Compared to the S&P 500 the Nasdaq has more air between it and its support levels. But it managed to hang tough today and closed near its high of the day after a late surge. It, like the S&P, is short-term overbought but that doesn't mean that it will pullback. It could stay overbought for a while or simply work off that overbought condition by going sideways for several days. Absent some news more sideways action for the market wouldn't surprise me ahead of Friday's payroll report.

No changes...
| Trend | Nasdaq | S&P 500 | Russell 2000 |
|---|---|---|---|
| Long-Term | Up | Lat | Lat |
| Intermediate | Up | Up | Up |
| Short-term | Up | Up | Up |
(+) Indicates an upward reclassification today
(-) Indicates a downward reclassification today
Lat Indicates a Lateral trend
*** I'm simply using the indices' relations to their 200, 50 and 10-day moving averages to tell me the long, intermediate and short-term trends, respectively.




















Hey Mike,
Just curious if you've looked at $SPX with EMA instead of SMA? It's interesting how they're telling two completely different stories right now.
Here's a chart:
http://chart.ly/vxyhma
I hadn't looked at that Bryan. Thanks
Is this a top?
This rally in the S&P, has been extending on declining volume which makes me wonder whether it has legs. I'm seeing plenty of bearish indicators.
In Tuesday's rally to 950 in the S&P, price peaked at a major fib level which also happens to be a significant prior inflection point in the historic price chart. It will be hard for price to pierce this level.
In the daily chart of the S&P 500, price pushed outside the bollinger bands on Tuesday signaling a "reversion to the mean" was probable. A pull-back did in fact occur on Wednesday.
The chart candles also appear to have formed a bearish "evening star", a reversal pattern.

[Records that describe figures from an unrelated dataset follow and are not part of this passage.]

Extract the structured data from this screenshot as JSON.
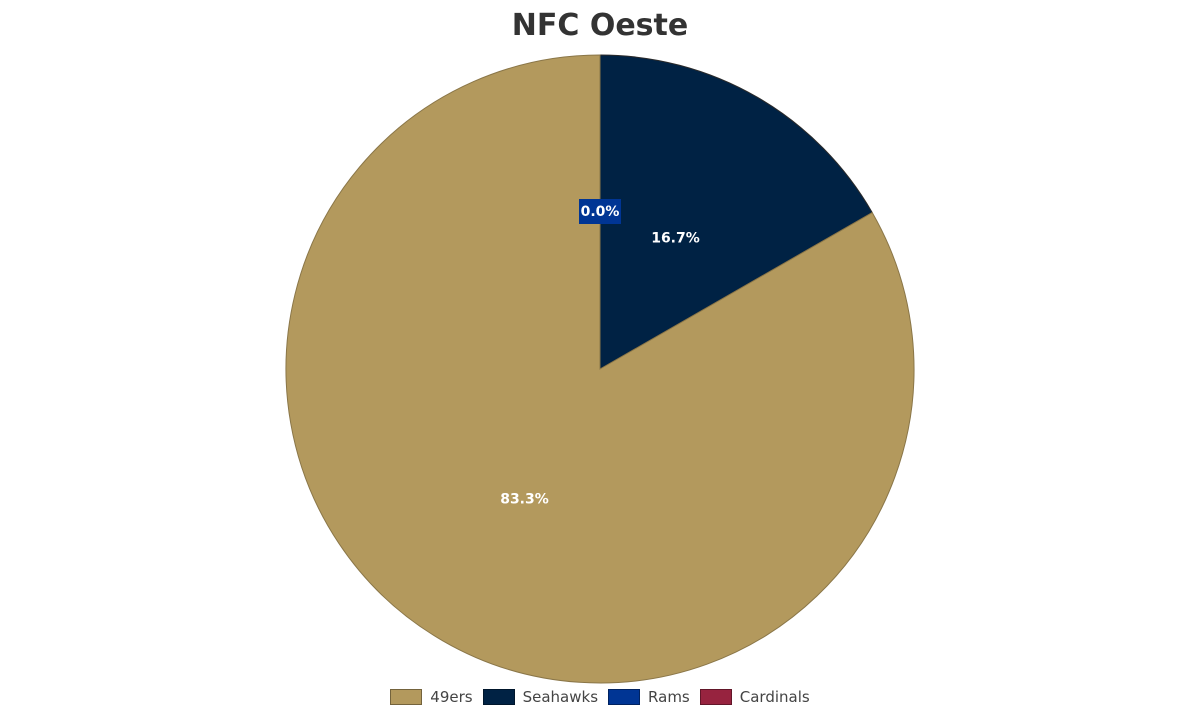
{
  "chart_data": {
    "type": "pie",
    "title": "NFC Oeste",
    "legend_position": "bottom",
    "slices": [
      {
        "name": "49ers",
        "value": 83.3,
        "label": "83.3%",
        "color": "#B3995D"
      },
      {
        "name": "Seahawks",
        "value": 16.7,
        "label": "16.7%",
        "color": "#002244"
      },
      {
        "name": "Rams",
        "value": 0.0,
        "label": "0.0%",
        "color": "#003594"
      },
      {
        "name": "Cardinals",
        "value": 0.0,
        "label": "",
        "color": "#97233F"
      }
    ]
  }
}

This coincides with what appears to be the fifth wave up in an elliot wave expansion.
Wednesdays retracement fell to 924 before bouncing late in the day off the prior fibonacci confluence zone, which now is providing support.
Today the market looks to open up. It will be interesting to see if the bulls have the legs to push price back up to retest the high, something I'd expect. If volume expands it would lend support to buyer optimism and further upside. Weak volume and a double top or failure to even reach that level, would indicate declining buying and be very bearish.